Last year was the safest on record for commercial jetliners, several industry groups reported.
According to the Aviation Safety Network, no one died in 2017 due to an aviation accident aboard a commercial passenger jet.
For trips made by cargo and commercial turboprop planes, there were 10 accidents in 2017 that resulted in 44 onboard fatalities and 35 on the ground. The most recent incident included in those numbers was the Dec. 31 crash in Costa Rica that killed 12 people, including 10 American tourists. Authorities are still investigating the cause of the crash, which occurred shortly after takeoff. It was the deadliest such accident in Costa Rica since 1990.
For the past two decades, there has been a downward trend in accidents and fatalities in the airline industry.
“Since 1997, the average number of airliner accidents has shown a steady and persistent decline, for a great deal thanks to the continuing safety-driven efforts by international aviation organizations,” Harro Ranter, president of the Aviation Safety Network, said in a statement.
The agency also noted that as of Dec. 31, the world had gone 398 days without a passenger jet accident, and 792 days since a civil aircraft accident had killed more than 100 people.
The last fatal crash of a passenger plane in the United States involving a U.S.-certified airline occurred in February 2009, when a flight operated by Colgan Air crashed in New York, Reuters reported. Forty-nine people were killed onboard and one person on the ground died.
A separate airline monitoring agency, the Dutch group To70, estimated that there was just one fatal accident for every 16 million flights.
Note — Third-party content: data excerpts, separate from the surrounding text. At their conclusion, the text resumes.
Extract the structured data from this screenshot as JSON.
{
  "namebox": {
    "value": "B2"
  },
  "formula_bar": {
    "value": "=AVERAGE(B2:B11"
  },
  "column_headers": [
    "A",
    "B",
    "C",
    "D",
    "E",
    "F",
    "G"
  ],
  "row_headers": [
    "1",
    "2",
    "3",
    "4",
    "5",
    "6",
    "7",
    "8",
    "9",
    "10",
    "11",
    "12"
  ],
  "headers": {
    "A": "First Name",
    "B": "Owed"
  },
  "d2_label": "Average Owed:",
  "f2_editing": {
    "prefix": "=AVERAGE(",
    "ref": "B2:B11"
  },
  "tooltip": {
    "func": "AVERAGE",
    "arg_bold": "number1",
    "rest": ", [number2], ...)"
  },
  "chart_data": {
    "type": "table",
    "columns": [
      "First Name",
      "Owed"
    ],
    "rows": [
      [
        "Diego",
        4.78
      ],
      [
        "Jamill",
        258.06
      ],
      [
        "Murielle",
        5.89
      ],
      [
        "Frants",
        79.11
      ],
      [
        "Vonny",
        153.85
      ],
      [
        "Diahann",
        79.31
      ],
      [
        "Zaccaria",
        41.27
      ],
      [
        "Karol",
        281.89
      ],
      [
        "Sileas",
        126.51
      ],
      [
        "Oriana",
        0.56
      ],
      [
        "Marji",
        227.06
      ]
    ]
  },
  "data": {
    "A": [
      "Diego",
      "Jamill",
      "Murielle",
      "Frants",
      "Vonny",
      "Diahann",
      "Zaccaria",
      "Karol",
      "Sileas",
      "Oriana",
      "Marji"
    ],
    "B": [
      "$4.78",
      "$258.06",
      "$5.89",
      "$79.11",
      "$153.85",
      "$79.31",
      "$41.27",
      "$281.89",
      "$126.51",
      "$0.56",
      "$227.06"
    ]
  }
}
CORRECTION: A previous version of this story mistakenly stated that the last fatal passenger jet crash involving a U.S. certified airline occurred in February 2009. In fact, that was the most recent passenger airplane crash, but the plane was not a jet. Additionally, separate incident involving an Asiana Airlines plane in San Francisco resulted in three deaths in 2013, but that airline is not a U.S. certified air carrier.